- Firstly, watch out for a webinar invite today, I will be discussing where to now for key commodities as volatility continue to rise in the sector – Live @ Thursday 7th October at 11.30am AEST with two analysts, Peter O’Connor & Michael Clark
The ASX200 kicked off the week with a bang even though many of us enjoyed a long weekend – a sunny one in Sydney. It’s not often you see CBA rally over 5% in one day but a heavily oversubscribed $6bn buyback, which represents 3.8% of the banks issued capital, was enough to the send the stock within a few percent of its all time high, there were a couple of simple but important points for investors to consider & enjoy:
- We feel the CBA board is working hard for its shareholders looking for the “most efficient and value enhancing strategy to distribute CBA’s surplus capital & franking credits”.

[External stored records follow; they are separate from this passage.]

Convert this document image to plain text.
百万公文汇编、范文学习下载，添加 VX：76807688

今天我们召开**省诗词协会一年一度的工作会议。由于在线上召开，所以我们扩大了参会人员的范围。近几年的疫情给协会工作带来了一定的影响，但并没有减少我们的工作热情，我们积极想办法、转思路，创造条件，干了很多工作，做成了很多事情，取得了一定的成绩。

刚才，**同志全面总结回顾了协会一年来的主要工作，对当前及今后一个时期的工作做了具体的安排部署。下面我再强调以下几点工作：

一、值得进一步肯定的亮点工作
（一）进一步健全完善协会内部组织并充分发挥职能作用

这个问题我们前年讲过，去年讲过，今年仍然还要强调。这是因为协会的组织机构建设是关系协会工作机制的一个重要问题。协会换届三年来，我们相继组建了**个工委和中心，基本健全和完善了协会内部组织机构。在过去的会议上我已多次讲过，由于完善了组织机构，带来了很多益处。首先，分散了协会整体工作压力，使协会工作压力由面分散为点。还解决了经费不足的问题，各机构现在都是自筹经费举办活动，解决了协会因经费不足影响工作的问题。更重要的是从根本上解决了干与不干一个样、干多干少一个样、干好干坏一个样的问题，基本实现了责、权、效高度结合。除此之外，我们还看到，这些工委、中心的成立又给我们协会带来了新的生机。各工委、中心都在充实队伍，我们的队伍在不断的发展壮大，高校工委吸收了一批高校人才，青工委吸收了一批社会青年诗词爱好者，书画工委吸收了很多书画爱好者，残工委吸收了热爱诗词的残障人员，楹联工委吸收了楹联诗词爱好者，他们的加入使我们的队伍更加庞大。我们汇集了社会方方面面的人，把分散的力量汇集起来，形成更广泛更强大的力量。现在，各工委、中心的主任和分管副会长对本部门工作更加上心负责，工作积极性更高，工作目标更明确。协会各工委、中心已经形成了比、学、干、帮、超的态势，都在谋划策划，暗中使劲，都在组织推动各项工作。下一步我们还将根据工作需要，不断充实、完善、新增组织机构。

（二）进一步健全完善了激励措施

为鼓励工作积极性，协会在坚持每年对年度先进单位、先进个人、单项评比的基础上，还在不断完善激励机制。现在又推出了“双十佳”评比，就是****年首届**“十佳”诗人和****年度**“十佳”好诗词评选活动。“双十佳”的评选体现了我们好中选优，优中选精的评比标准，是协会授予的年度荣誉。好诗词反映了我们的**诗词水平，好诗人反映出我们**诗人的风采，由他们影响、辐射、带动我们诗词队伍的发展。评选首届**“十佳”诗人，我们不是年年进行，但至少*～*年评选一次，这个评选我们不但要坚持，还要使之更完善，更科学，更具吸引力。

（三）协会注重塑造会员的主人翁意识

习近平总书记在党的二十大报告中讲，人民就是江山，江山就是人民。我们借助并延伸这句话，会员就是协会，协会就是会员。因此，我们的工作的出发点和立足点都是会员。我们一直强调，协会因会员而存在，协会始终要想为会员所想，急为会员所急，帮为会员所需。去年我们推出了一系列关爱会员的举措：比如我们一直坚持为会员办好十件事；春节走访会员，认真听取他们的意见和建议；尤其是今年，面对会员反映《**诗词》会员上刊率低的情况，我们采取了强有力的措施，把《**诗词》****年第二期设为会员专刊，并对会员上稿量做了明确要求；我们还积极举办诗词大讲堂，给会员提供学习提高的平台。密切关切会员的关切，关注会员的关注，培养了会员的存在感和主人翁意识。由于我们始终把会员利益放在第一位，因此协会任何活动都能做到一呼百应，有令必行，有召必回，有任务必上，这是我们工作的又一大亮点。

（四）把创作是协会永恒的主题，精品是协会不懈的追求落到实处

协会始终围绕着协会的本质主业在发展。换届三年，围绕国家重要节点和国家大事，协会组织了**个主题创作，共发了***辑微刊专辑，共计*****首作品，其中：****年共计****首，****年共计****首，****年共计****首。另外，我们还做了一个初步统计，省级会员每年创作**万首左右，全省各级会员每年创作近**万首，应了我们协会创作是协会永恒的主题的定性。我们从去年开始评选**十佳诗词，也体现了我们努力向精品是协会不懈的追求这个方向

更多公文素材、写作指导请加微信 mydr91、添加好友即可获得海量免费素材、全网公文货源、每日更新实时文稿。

- The buyback was scaled back by a whopping 79.4% due to strong demand for the offer which was completed at a buy back price of $88.52 per share comprised of a $21.66 capital component plus a fully franked dividend of $66.96. For those in a zero tax environment, it’s worth $117.32 inclusive of franking credits, but only for the ~20% that was taken up.
- As outlined over recent weeks MM believes the Australian Banking Sector can drag the ASX200 to fresh all -time highs over the coming weeks / months.
The average gain of the other members of the “Big 4” was over 2% which adds significant weight to the sectors combined tailwind for the index.